5.Acute renal failure treatment
The treatment of nephrotic syndrome combined with acute renal failure varies depending on the cause. For those with hemodynamic factors, the main treatment principles include: reasonable use of diuretics, adrenocorticosteroids, correction of hypovolemia and dialysis therapy. Hemodialysis not only controls azotemia and maintains electrolyte-acid-base balance, but also removes water retention in the body more quickly. Acute renal failure due to interstitial edema can recover more quickly after the above treatment.
When using diuretics, attention should be paid to.
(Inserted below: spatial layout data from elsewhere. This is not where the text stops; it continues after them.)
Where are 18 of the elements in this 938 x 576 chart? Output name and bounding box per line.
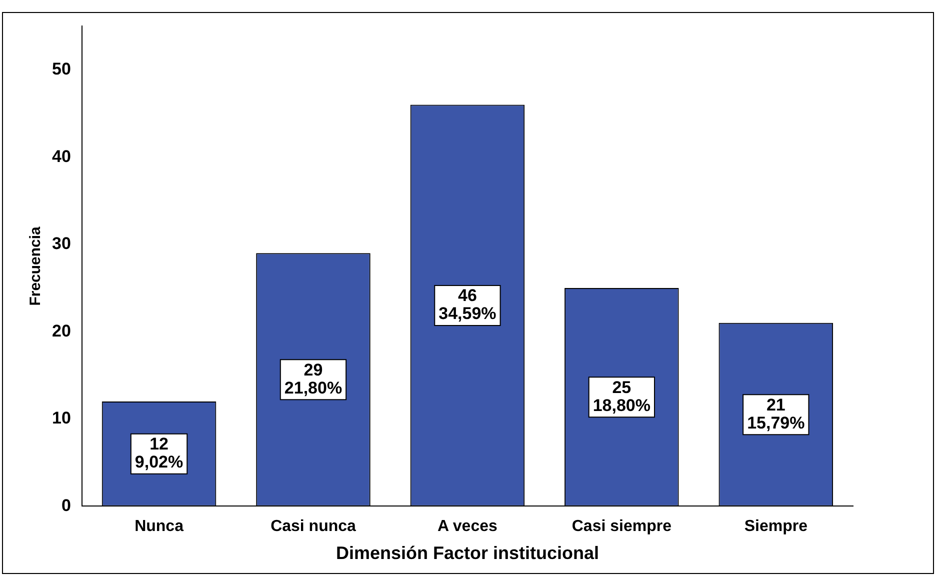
data-label: 12 9,02% <box>134 434 184 472</box>
x-tick-label: A veces <box>438 518 498 536</box>
y-tick-label: 30 <box>52 234 71 254</box>
x-tick-label: Casi siempre <box>572 518 672 536</box>
y-tick-label: 20 <box>52 321 71 340</box>
x-tick-label: Siempre <box>744 518 808 536</box>
data-label: 25 18,80% <box>592 378 651 415</box>
y-tick-label: 40 <box>52 146 71 166</box>
y-tick-label: 10 <box>52 408 71 428</box>
y-tick-label: 0 <box>61 496 71 515</box>
y-axis-title: Frecuencia <box>27 226 44 306</box>
data-label: 29 21,80% <box>284 360 342 398</box>
x-axis-title: Dimensión Factor institucional <box>336 543 599 564</box>
data-label: 46 34,59% <box>438 286 496 324</box>
x-tick-label: Nunca <box>134 518 184 536</box>
data-label: 21 15,79% <box>747 395 805 432</box>
y-tick-label: 50 <box>52 60 71 79</box>
x-tick-label: Casi nunca <box>270 518 356 536</box>
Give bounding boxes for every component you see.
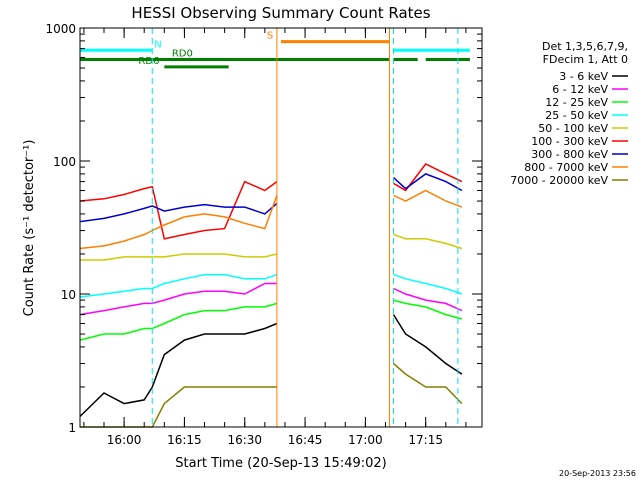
legend-item-label: 800 - 7000 keV	[524, 161, 608, 174]
series-lines	[79, 163, 463, 428]
series-line	[79, 314, 463, 418]
x-tick-label: 17:15	[408, 433, 443, 447]
y-tick-label: 100	[53, 155, 76, 169]
flag-bars: N S RD0 RD6	[79, 31, 470, 69]
flag-label-n: N	[154, 39, 161, 50]
legend-item-label: 7000 - 20000 keV	[510, 174, 608, 187]
legend-item-label: 6 - 12 keV	[552, 83, 608, 96]
series-line	[79, 173, 463, 223]
x-tick-label: 16:15	[167, 433, 202, 447]
legend: Det 1,3,5,6,7,9,FDecim 1, Att 0 3 - 6 keV…	[510, 40, 628, 187]
vertical-markers	[151, 28, 459, 427]
x-tick-label: 16:30	[227, 433, 262, 447]
chart-title: HESSI Observing Summary Count Rates	[131, 4, 430, 22]
flag-label-rd6: RD6	[138, 56, 159, 67]
axes: 16:00 16:15 16:30 16:45 17:00 17:15 1 10 100 1000	[45, 22, 482, 447]
flag-label-rd0: RD0	[172, 48, 193, 59]
legend-item-label: 25 - 50 keV	[545, 109, 608, 122]
legend-item-label: 3 - 6 keV	[559, 70, 608, 83]
x-tick-label: 17:00	[348, 433, 383, 447]
legend-item-label: 100 - 300 keV	[531, 135, 608, 148]
series-line	[79, 299, 463, 341]
legend-item-label: 12 - 25 keV	[545, 96, 608, 109]
series-line	[79, 233, 463, 261]
x-axis-label: Start Time (20-Sep-13 15:49:02)	[175, 456, 386, 471]
legend-item-label: 50 - 100 keV	[538, 122, 608, 135]
y-tick-label: 1000	[45, 22, 76, 36]
legend-header: FDecim 1, Att 0	[543, 53, 628, 66]
timestamp: 20-Sep-2013 23:56	[559, 469, 636, 478]
x-tick-label: 16:45	[288, 433, 323, 447]
series-line	[79, 282, 463, 316]
series-line	[79, 163, 463, 240]
legend-item-label: 300 - 800 keV	[531, 148, 608, 161]
flag-label-s: S	[267, 31, 273, 42]
legend-header: Det 1,3,5,6,7,9,	[542, 40, 628, 53]
plot-frame	[79, 27, 483, 428]
series-line	[79, 273, 463, 298]
y-tick-label: 10	[61, 288, 76, 302]
series-line	[79, 189, 463, 250]
y-axis-label: Count Rate (s⁻¹ detector⁻¹)	[22, 140, 37, 317]
x-tick-label: 16:00	[107, 433, 142, 447]
series-line	[79, 362, 463, 428]
y-tick-label: 1	[68, 421, 76, 435]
(1) Timely use of diuretics: in nephrotic syndrome with acute renal failure with severe hypoproteinemia, the use of high-dose diuretics without plasma protein supplementation will aggravate hypoproteinemia and hypovolemia and worsen renal failure. Therefore, diuretics should be administered after plasma albumin supplementation (10-50 g of human albumin intravenously daily). However, an excessive amount of plasma albumin supplementation without timely diuretics may lead to pulmonary edema.
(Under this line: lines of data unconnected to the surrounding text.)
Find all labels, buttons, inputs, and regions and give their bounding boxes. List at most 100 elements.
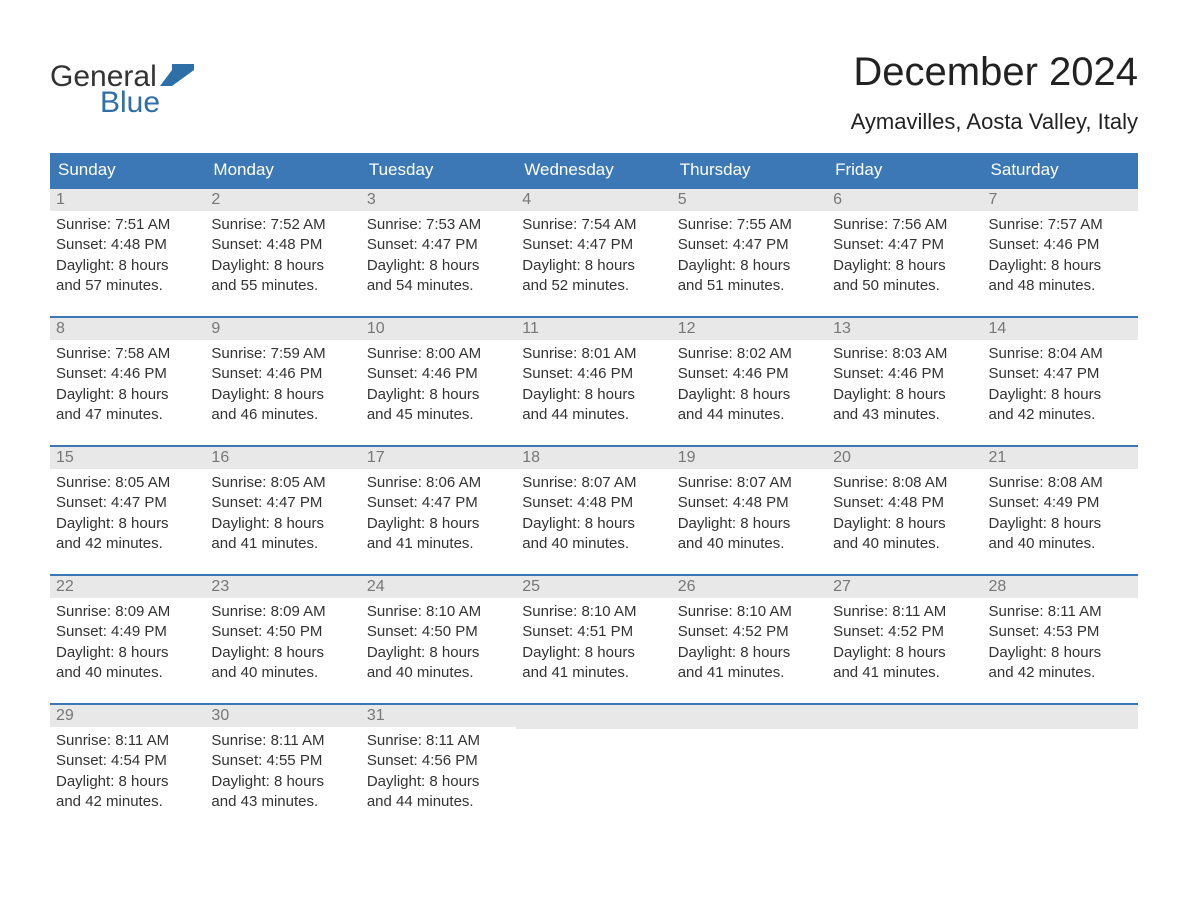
day-cell: 12Sunrise: 8:02 AMSunset: 4:46 PMDayligh… xyxy=(672,318,827,431)
day-number: 4 xyxy=(516,189,671,211)
week-row: 29Sunrise: 8:11 AMSunset: 4:54 PMDayligh… xyxy=(50,703,1138,818)
day-cell: 20Sunrise: 8:08 AMSunset: 4:48 PMDayligh… xyxy=(827,447,982,560)
day-data: Sunrise: 8:11 AMSunset: 4:55 PMDaylight:… xyxy=(205,727,360,818)
day-number: 10 xyxy=(361,318,516,340)
day-d1: Daylight: 8 hours xyxy=(367,643,510,663)
day-sunrise: Sunrise: 8:11 AM xyxy=(211,731,354,751)
day-sunrise: Sunrise: 7:53 AM xyxy=(367,215,510,235)
day-sunrise: Sunrise: 8:08 AM xyxy=(833,473,976,493)
day-sunset: Sunset: 4:56 PM xyxy=(367,751,510,771)
day-data: Sunrise: 8:07 AMSunset: 4:48 PMDaylight:… xyxy=(672,469,827,560)
day-d2: and 47 minutes. xyxy=(56,405,199,425)
day-cell xyxy=(672,705,827,818)
weeks-container: 1Sunrise: 7:51 AMSunset: 4:48 PMDaylight… xyxy=(50,187,1138,818)
day-d1: Daylight: 8 hours xyxy=(211,256,354,276)
day-sunset: Sunset: 4:48 PM xyxy=(56,235,199,255)
day-cell: 17Sunrise: 8:06 AMSunset: 4:47 PMDayligh… xyxy=(361,447,516,560)
day-sunset: Sunset: 4:47 PM xyxy=(833,235,976,255)
dow-tue: Tuesday xyxy=(361,160,516,180)
day-sunrise: Sunrise: 8:10 AM xyxy=(678,602,821,622)
day-sunrise: Sunrise: 7:59 AM xyxy=(211,344,354,364)
day-d2: and 44 minutes. xyxy=(522,405,665,425)
day-sunset: Sunset: 4:46 PM xyxy=(833,364,976,384)
day-number: 9 xyxy=(205,318,360,340)
day-d2: and 41 minutes. xyxy=(367,534,510,554)
day-d1: Daylight: 8 hours xyxy=(367,514,510,534)
day-number xyxy=(827,705,982,729)
day-d1: Daylight: 8 hours xyxy=(56,256,199,276)
day-d2: and 41 minutes. xyxy=(678,663,821,683)
day-d2: and 46 minutes. xyxy=(211,405,354,425)
dow-wed: Wednesday xyxy=(516,160,671,180)
day-cell: 31Sunrise: 8:11 AMSunset: 4:56 PMDayligh… xyxy=(361,705,516,818)
day-sunrise: Sunrise: 8:05 AM xyxy=(56,473,199,493)
day-number: 8 xyxy=(50,318,205,340)
day-sunset: Sunset: 4:47 PM xyxy=(56,493,199,513)
day-d2: and 48 minutes. xyxy=(989,276,1132,296)
day-cell: 22Sunrise: 8:09 AMSunset: 4:49 PMDayligh… xyxy=(50,576,205,689)
day-sunrise: Sunrise: 8:05 AM xyxy=(211,473,354,493)
day-cell: 18Sunrise: 8:07 AMSunset: 4:48 PMDayligh… xyxy=(516,447,671,560)
day-data: Sunrise: 8:10 AMSunset: 4:50 PMDaylight:… xyxy=(361,598,516,689)
day-d2: and 52 minutes. xyxy=(522,276,665,296)
day-sunset: Sunset: 4:48 PM xyxy=(211,235,354,255)
day-sunrise: Sunrise: 8:09 AM xyxy=(56,602,199,622)
day-d2: and 40 minutes. xyxy=(367,663,510,683)
day-cell xyxy=(827,705,982,818)
day-d2: and 41 minutes. xyxy=(833,663,976,683)
day-d1: Daylight: 8 hours xyxy=(522,643,665,663)
day-d1: Daylight: 8 hours xyxy=(56,385,199,405)
day-sunset: Sunset: 4:48 PM xyxy=(833,493,976,513)
day-d1: Daylight: 8 hours xyxy=(211,772,354,792)
day-data: Sunrise: 7:58 AMSunset: 4:46 PMDaylight:… xyxy=(50,340,205,431)
day-cell: 16Sunrise: 8:05 AMSunset: 4:47 PMDayligh… xyxy=(205,447,360,560)
day-data: Sunrise: 7:53 AMSunset: 4:47 PMDaylight:… xyxy=(361,211,516,302)
day-data: Sunrise: 7:54 AMSunset: 4:47 PMDaylight:… xyxy=(516,211,671,302)
day-data: Sunrise: 8:08 AMSunset: 4:48 PMDaylight:… xyxy=(827,469,982,560)
day-d1: Daylight: 8 hours xyxy=(367,772,510,792)
day-cell: 8Sunrise: 7:58 AMSunset: 4:46 PMDaylight… xyxy=(50,318,205,431)
day-cell: 2Sunrise: 7:52 AMSunset: 4:48 PMDaylight… xyxy=(205,189,360,302)
day-d2: and 51 minutes. xyxy=(678,276,821,296)
dow-fri: Friday xyxy=(827,160,982,180)
day-sunrise: Sunrise: 8:01 AM xyxy=(522,344,665,364)
day-sunrise: Sunrise: 8:11 AM xyxy=(367,731,510,751)
day-data: Sunrise: 7:55 AMSunset: 4:47 PMDaylight:… xyxy=(672,211,827,302)
day-number: 20 xyxy=(827,447,982,469)
day-d1: Daylight: 8 hours xyxy=(211,643,354,663)
day-d1: Daylight: 8 hours xyxy=(989,385,1132,405)
day-number: 23 xyxy=(205,576,360,598)
day-d2: and 45 minutes. xyxy=(367,405,510,425)
day-d2: and 43 minutes. xyxy=(833,405,976,425)
day-number: 3 xyxy=(361,189,516,211)
day-cell: 30Sunrise: 8:11 AMSunset: 4:55 PMDayligh… xyxy=(205,705,360,818)
day-cell: 10Sunrise: 8:00 AMSunset: 4:46 PMDayligh… xyxy=(361,318,516,431)
day-sunset: Sunset: 4:53 PM xyxy=(989,622,1132,642)
day-number: 24 xyxy=(361,576,516,598)
day-sunset: Sunset: 4:46 PM xyxy=(678,364,821,384)
day-d2: and 55 minutes. xyxy=(211,276,354,296)
day-sunrise: Sunrise: 8:08 AM xyxy=(989,473,1132,493)
day-sunset: Sunset: 4:46 PM xyxy=(522,364,665,384)
day-number: 22 xyxy=(50,576,205,598)
day-sunrise: Sunrise: 8:11 AM xyxy=(989,602,1132,622)
day-d1: Daylight: 8 hours xyxy=(367,385,510,405)
day-number: 12 xyxy=(672,318,827,340)
dow-sun: Sunday xyxy=(50,160,205,180)
day-data: Sunrise: 8:02 AMSunset: 4:46 PMDaylight:… xyxy=(672,340,827,431)
day-d2: and 44 minutes. xyxy=(678,405,821,425)
week-row: 15Sunrise: 8:05 AMSunset: 4:47 PMDayligh… xyxy=(50,445,1138,560)
day-sunrise: Sunrise: 8:07 AM xyxy=(678,473,821,493)
day-data: Sunrise: 8:09 AMSunset: 4:49 PMDaylight:… xyxy=(50,598,205,689)
day-sunset: Sunset: 4:51 PM xyxy=(522,622,665,642)
day-data: Sunrise: 8:09 AMSunset: 4:50 PMDaylight:… xyxy=(205,598,360,689)
day-sunset: Sunset: 4:54 PM xyxy=(56,751,199,771)
day-d1: Daylight: 8 hours xyxy=(678,385,821,405)
day-data: Sunrise: 7:56 AMSunset: 4:47 PMDaylight:… xyxy=(827,211,982,302)
week-row: 22Sunrise: 8:09 AMSunset: 4:49 PMDayligh… xyxy=(50,574,1138,689)
day-sunrise: Sunrise: 8:02 AM xyxy=(678,344,821,364)
day-d2: and 42 minutes. xyxy=(989,663,1132,683)
day-d1: Daylight: 8 hours xyxy=(56,514,199,534)
day-cell: 19Sunrise: 8:07 AMSunset: 4:48 PMDayligh… xyxy=(672,447,827,560)
day-sunset: Sunset: 4:46 PM xyxy=(989,235,1132,255)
(2) Appropriate use of diuretics: Since patients with nephrotic syndrome have a tendency to relative blood volume deficiency and hypotension, diuretics should be used at a daily urine volume of 2000-2500ml or a daily weight loss of about 1kg.
(3) In patients with increased plasma renin level, the use of diuretics will make the plasma renin level higher after the decrease of blood volume, and diuretic treatment will not only be ineffective but also aggravate the disease. Only after correction of hypoproteinemia and hypovolemia can diuretics be used in these patients to help restore renal function.
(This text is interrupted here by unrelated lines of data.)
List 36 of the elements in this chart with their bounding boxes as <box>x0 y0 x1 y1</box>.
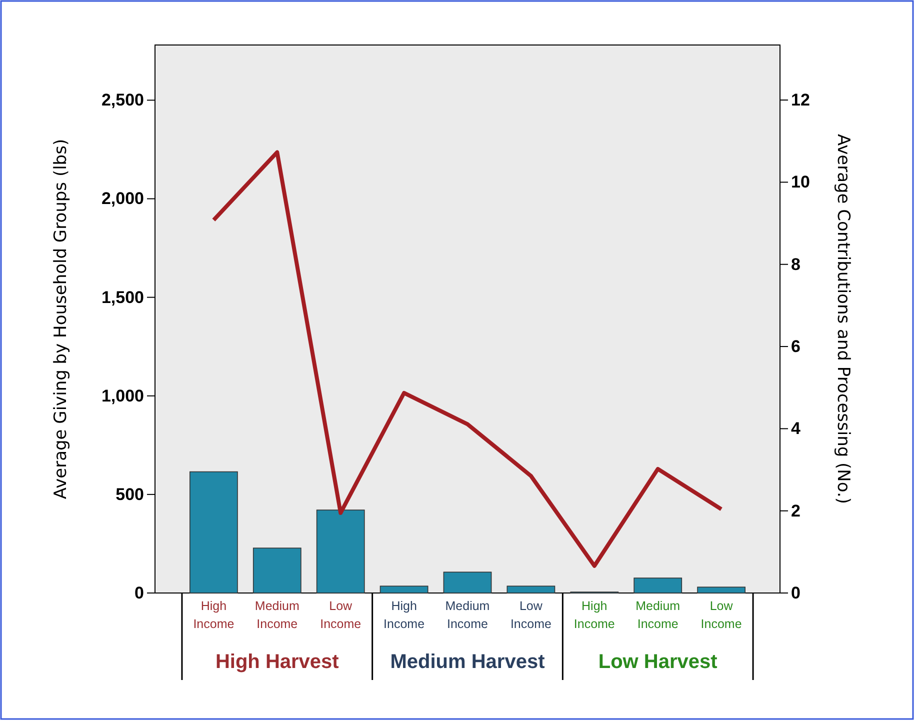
x-tick-label: High Income <box>193 599 234 631</box>
x-tick-label: High Income <box>574 599 615 631</box>
bar <box>316 510 365 594</box>
x-tick-label: Medium Income <box>636 599 680 631</box>
x-tick-label: Low Income <box>320 599 362 631</box>
y-tick-label: 0 <box>134 583 144 602</box>
y2-tick-label: 2 <box>791 501 800 520</box>
bar <box>506 586 556 594</box>
y2-tick-label: 6 <box>791 336 800 356</box>
y-tick-label: 1,000 <box>101 386 144 406</box>
y2-tick-label: 12 <box>791 90 810 110</box>
bar <box>634 578 682 594</box>
y2-tick-label: 10 <box>791 172 810 192</box>
bar <box>190 471 238 594</box>
x-tick-label: Medium Income <box>254 599 300 631</box>
bar <box>697 586 746 594</box>
bar <box>252 548 302 594</box>
text: Medium Harvest <box>390 651 546 673</box>
y-tick-label: 500 <box>116 484 144 504</box>
x-tick-label: High Income <box>384 599 425 631</box>
y-tick-label: 1,500 <box>101 288 144 307</box>
y-axis-title: Average Giving by Household Groups (lbs) <box>51 138 71 500</box>
y2-tick-label: 8 <box>791 254 800 274</box>
x-tick-label: Medium Income <box>445 599 490 631</box>
y2-axis-title: Average Contributions and Processing (No.) <box>833 134 853 504</box>
bar <box>443 572 492 594</box>
x-tick-label: Low Income <box>510 599 552 631</box>
y2-tick-label: 4 <box>791 419 801 438</box>
bar <box>380 586 428 594</box>
y2-tick-label: 0 <box>791 583 800 602</box>
line-series <box>212 150 724 568</box>
text: Low Harvest <box>598 651 718 673</box>
y-tick-label: 2,000 <box>101 189 144 208</box>
x-tick-label: Low Income <box>700 599 742 631</box>
text: High Harvest <box>215 651 340 673</box>
y-tick-label: 2,500 <box>101 90 144 110</box>
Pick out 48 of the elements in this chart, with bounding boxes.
Nephrotic syndrome combined with acute renal failure is generally reversible, and most patients gradually recover renal function with increased urine output under treatment. In a few patients, acute renal failure occurs several times in the course of the disease and can be recovered. The prognosis is related to the etiology of acute renal failure, generally speaking, the prognosis of acute glomerulonephritis and renal vein thrombosis is poor, while the prognosis of those associated with nephrotic syndrome alone is better.